Port-au-Prince dans la rue : colère populaire et hommage aux victimes de la terreur armée
Au lendemain d’un hommage solennel rendu à plusieurs figures communautaires tombées dans les affrontements récents, la capitale haïtienne a connu, ce dimanche 4 mai 2025, une nouvelle mobilisation citoyenne. Sur les hauteurs de Port-au-Prince, plusieurs dizaines de manifestants ont défié l’insécurité ambiante pour réclamer, d’une même voix, la démission du Premier ministre ainsi que celle du Conseil présidentiel de transition. Le mot d’ordre : exiger une réponse immédiate à l’insécurité généralisée.
« Ce que le peuple haïtien demande, c’est de pouvoir vivre en sécurité », a confié un participant à l’agence Associated Press, un large drapeau noué autour du cou. « Chaque jour, nous voyons des quartiers tomber, des familles fuir, des vies fauchées. » Ces paroles, à la fois simples et poignantes, traduisent l’angoisse collective d’une population livrée à la violence armée, pendant que les gangs étendent leur domination bien au-delà de la capitale.
Cette manifestation s’inscrit dans une série de protestations qui s’intensifient à mesure que la crise s’aggrave. Entre janvier et mars 2025, plus de 1 600 personnes ont été tuées, et près de 580 blessées, selon les dernières données disponibles. Ce bilan, glaçant, rend compte de l’ampleur du désastre sécuritaire, alors que l’appareil étatique, impuissant, cède le terrain aux factions criminelles.
La veille, des centaines d’habitants s’étaient déjà rassemblés dans un stade de Canapé-Vert pour saluer la mémoire de militants communautaires récemment abattus. « La liberté ou la mort ! », criaient les participants, entre recueillement et appel à la résistance.
Ces mobilisations successives, à Port-au-Prince comme à Paris le samedi 3 mai, traduisent un sursaut transnational.

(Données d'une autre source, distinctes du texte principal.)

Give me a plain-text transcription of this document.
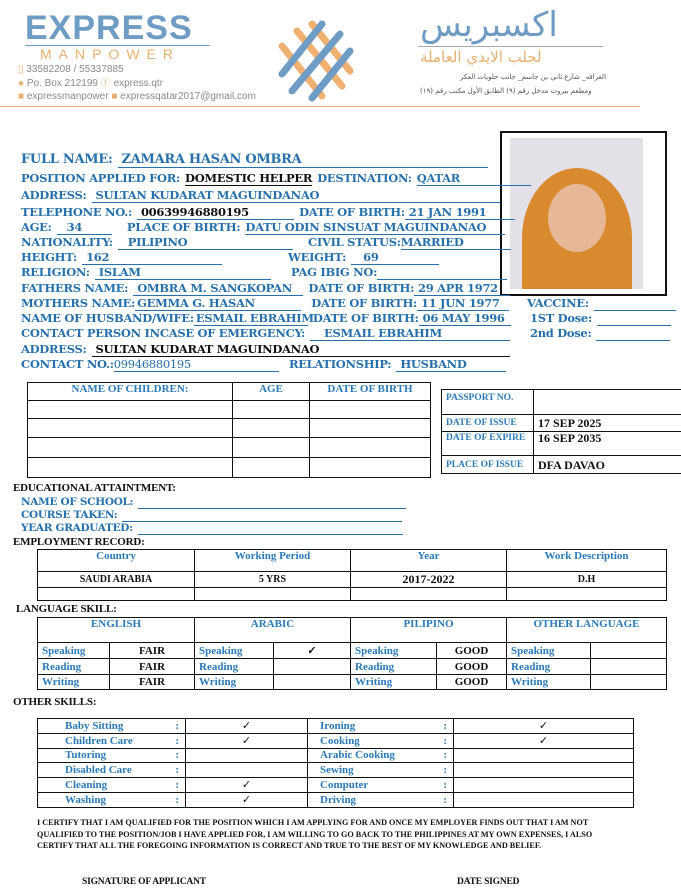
EXPRESS
MANPOWER
▯ 33582208 / 55337885
● Po. Box 212199 ⓕ express.qtr
■ expressmanpower ■ expressqatar2017@gmail.com
اكسبريس
لجلب الايدي العاملة
الغرافه_ شارع ثاني بن جاسم_ جانب حلويات العكر
ومطعم بيروت مدخل رقم (٩) الطابق الأول مكتب رقم (١٩)
$^{FULL NAME:}$ ZAMARA HASAN OMBRA
$^{POSITION APPLIED FOR:}$ DOMESTIC HELPER $^{DESTINATION:}$ QATAR
$^{ADDRESS:}$ SULTAN KUDARAT MAGUINDANAO
$^{TELEPHONE NO.:}$ 00639946880195	$^{DATE OF BIRTH:}$ 21 JAN 1991
$^{AGE:}$ 34	$^{PLACE OF BIRTH:}$ DATU ODIN SINSUAT MAGUINDANAO
$^{NATIONALITY:}$ PILIPINO	$^{CIVIL STATUS:}$MARRIED
$^{HEIGHT:}$ 162	$^{WEIGHT:}$ 69
$^{RELIGION:}$ ISLAM	$^{PAG IBIG NO:}$
$^{FATHERS NAME:}$ OMBRA M. SANGKOPAN $^{DATE OF BIRTH:}$ 29 APR 1972
$^{MOTHERS NAME:}$ GEMMA G. HASAN	$^{DATE OF BIRTH:}$ 11 JUN 1977
$^{NAME OF HUSBAND/WIFE:}$ ESMAIL EBRAHIM $^{DATE OF BIRTH:}$ 06 MAY 1996
$^{CONTACT PERSON INCASE OF EMERGENCY:}$ ESMAIL EBRAHIM
$^{ADDRESS:}$ SULTAN KUDARAT MAGUINDANAO
$^{CONTACT NO.:}$09946880195	$^{RELATIONSHIP:}$ HUSBAND
$^{VACCINE:}$
$^{1ST Dose:}$
$^{2nd Dose:}$
NAME OF CHILDREN:	AGE	DATE OF BIRTH

PASSPORT NO.	
DATE OF ISSUE	17 SEP 2025
DATE OF EXPIRE	16 SEP 2035
PLACE OF ISSUE	DFA DAVAO
EDUCATIONAL ATTAINTMENT:
$^{NAME OF SCHOOL:}$
$^{COURSE TAKEN:}$
$^{YEAR GRADUATED:}$
EMPLOYMENT RECORD:
Country	Working Period	Year	Work Description
SAUDI ARABIA	5 YRS	2017-2022	D.H

LANGUAGE SKILL:
ENGLISH		ARABIC		PILIPINO		OTHER LANGUAGE	
Speaking	FAIR	Speaking	✓	Speaking	GOOD	Speaking	
Reading	FAIR	Reading		Reading	GOOD	Reading	
Writing	FAIR	Writing		Writing	GOOD	Writing	
OTHER SKILLS:
Baby Sitting :	✓	Ironing :	✓
Children Care :	✓	Cooking :	✓
Tutoring :		Arabic Cooking :	

Disabled Care :		Sewing :	

Cleaning :	✓	Computer :	

Washing :	✓	Driving :	

I CERTIFY THAT I AM QUALIFIED FOR THE POSITION WHICH I AM APPLYING FOR AND ONCE MY EMPLOYER FINDS OUT THAT I AM NOT QUALIFIED TO THE POSITION/JOB I HAVE APPLIED FOR, I AM WILLING TO GO BACK TO THE PHILIPPINES AT MY OWN EXPENSES, I ALSO CERTIFY THAT ALL THE FOREGOING INFORMATION IS CORRECT AND TRUE TO THE BEST OF MY KNOWLEDGE AND BELIEF.
SIGNATURE OF APPLICANT	DATE SIGNED
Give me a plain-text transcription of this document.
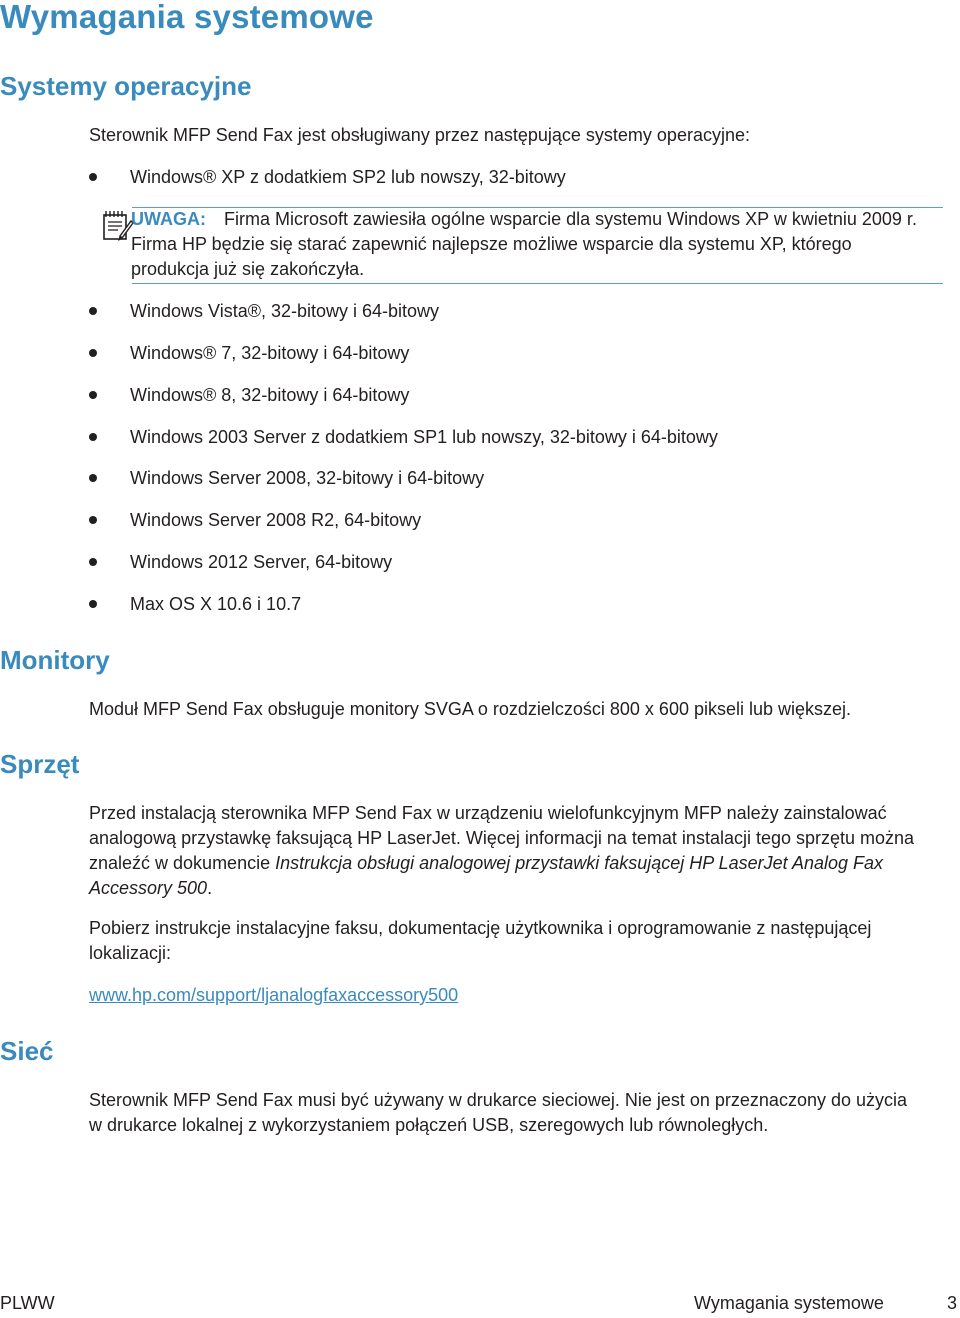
Wymagania systemowe
Systemy operacyjne
Sterownik MFP Send Fax jest obsługiwany przez następujące systemy operacyjne:
Windows® XP z dodatkiem SP2 lub nowszy, 32-bitowy
UWAGA: Firma Microsoft zawiesiła ogólne wsparcie dla systemu Windows XP w kwietniu 2009 r. Firma HP będzie się starać zapewnić najlepsze możliwe wsparcie dla systemu XP, którego produkcja już się zakończyła.
Windows Vista®, 32-bitowy i 64-bitowy
Windows® 7, 32-bitowy i 64-bitowy
Windows® 8, 32-bitowy i 64-bitowy
Windows 2003 Server z dodatkiem SP1 lub nowszy, 32-bitowy i 64-bitowy
Windows Server 2008, 32-bitowy i 64-bitowy
Windows Server 2008 R2, 64-bitowy
Windows 2012 Server, 64-bitowy
Max OS X 10.6 i 10.7
Monitory
Moduł MFP Send Fax obsługuje monitory SVGA o rozdzielczości 800 x 600 pikseli lub większej.
Sprzęt
Przed instalacją sterownika MFP Send Fax w urządzeniu wielofunkcyjnym MFP należy zainstalować analogową przystawkę faksującą HP LaserJet. Więcej informacji na temat instalacji tego sprzętu można znaleźć w dokumencie Instrukcja obsługi analogowej przystawki faksującej HP LaserJet Analog Fax Accessory 500.
Pobierz instrukcje instalacyjne faksu, dokumentację użytkownika i oprogramowanie z następującej lokalizacji:
www.hp.com/support/ljanalogfaxaccessory500
Sieć
Sterownik MFP Send Fax musi być używany w drukarce sieciowej. Nie jest on przeznaczony do użycia w drukarce lokalnej z wykorzystaniem połączeń USB, szeregowych lub równoległych.
PLWW	Wymagania systemowe	3
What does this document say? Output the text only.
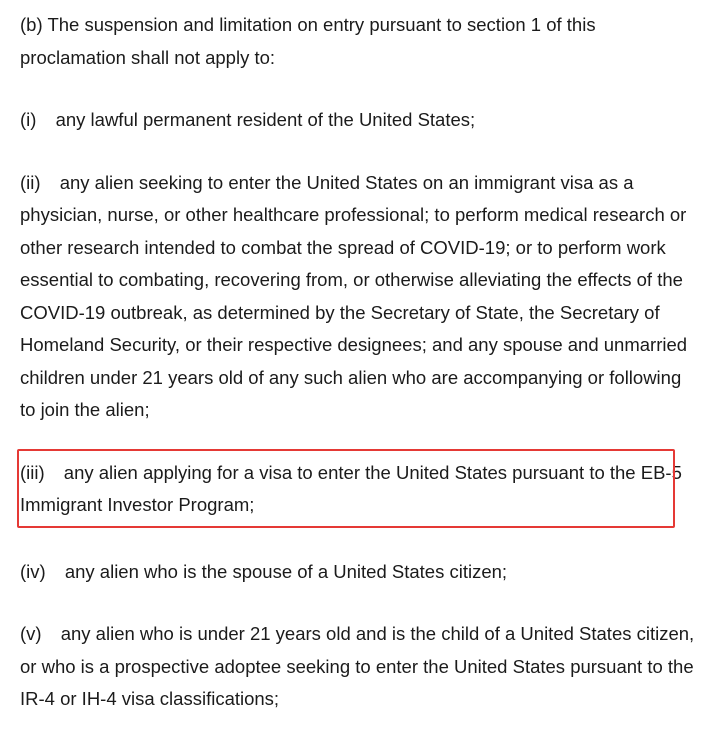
(b) The suspension and limitation on entry pursuant to section 1 of this proclamation shall not apply to:

(i) any lawful permanent resident of the United States;

(ii) any alien seeking to enter the United States on an immigrant visa as a physician, nurse, or other healthcare professional; to perform medical research or other research intended to combat the spread of COVID-19; or to perform work essential to combating, recovering from, or otherwise alleviating the effects of the COVID-19 outbreak, as determined by the Secretary of State, the Secretary of Homeland Security, or their respective designees; and any spouse and unmarried children under 21 years old of any such alien who are accompanying or following to join the alien;

(iii) any alien applying for a visa to enter the United States pursuant to the EB-5 Immigrant Investor Program;

(iv) any alien who is the spouse of a United States citizen;

(v) any alien who is under 21 years old and is the child of a United States citizen, or who is a prospective adoptee seeking to enter the United States pursuant to the IR-4 or IH-4 visa classifications;
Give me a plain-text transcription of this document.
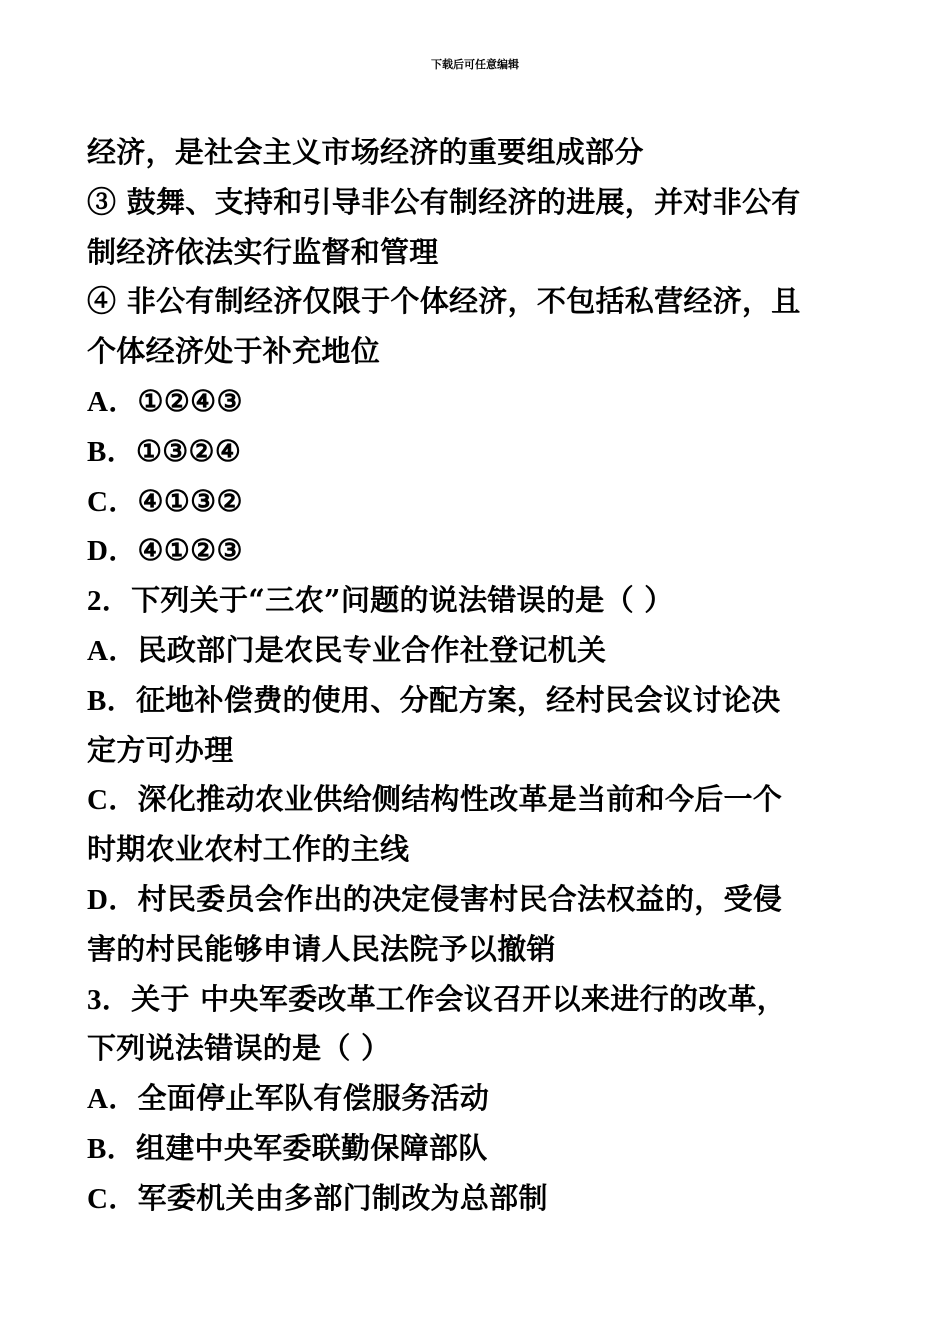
下载后可任意编辑
经济，是社会主义市场经济的重要组成部分
③ 鼓舞、支持和引导非公有制经济的进展，并对非公有
制经济依法实行监督和管理
④ 非公有制经济仅限于个体经济，不包括私营经济，且
个体经济处于补充地位
A．①②④③
B．①③②④
C．④①③②
D．④①②③
2．下列关于“三农”问题的说法错误的是（ ）
A．民政部门是农民专业合作社登记机关
B．征地补偿费的使用、分配方案，经村民会议讨论决
定方可办理
C．深化推动农业供给侧结构性改革是当前和今后一个
时期农业农村工作的主线
D．村民委员会作出的决定侵害村民合法权益的，受侵
害的村民能够申请人民法院予以撤销
3．关于 中央军委改革工作会议召开以来进行的改革，
下列说法错误的是（ ）
A．全面停止军队有偿服务活动
B．组建中央军委联勤保障部队
C．军委机关由多部门制改为总部制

Elles résonnent comme un appel désespéré d’une société civile qui, face au mutisme des autorités, cherche à briser l’isolement et à faire entendre sa voix sur la scène nationale comme internationale.
Encadré statistique — Haïti sous la menace des gangs (janvier–mars 2025)
- 1 660 personnes tuées entre janvier et mars 2025, soit une moyenne de plus de 18 morts par jour, selon le Bureau intégré des Nations Unies en Haïti (BINUH).
- 580 blessés recensés sur la même période, en grande majorité des civils pris dans les affrontements entre groupes armés.
- Plus de 95 000 déplacés internes depuis le début de l’année, fuyant les violences dans les quartiers de Port-au-Prince, Carrefour, Cité Soleil, Delmas et Croix-des-Bouquets.
- 80 % de la capitale considérée comme étant sous le contrôle ou l’influence directe de gangs, selon les estimations de l’OCHA.
- En 2024, Haïti avait déjà enregistré plus de 4 700 homicides, un record national.
Sources : BINUH, OCHA, Human Rights Watch, ONU Info, Observatoire de la criminalité en Haïti.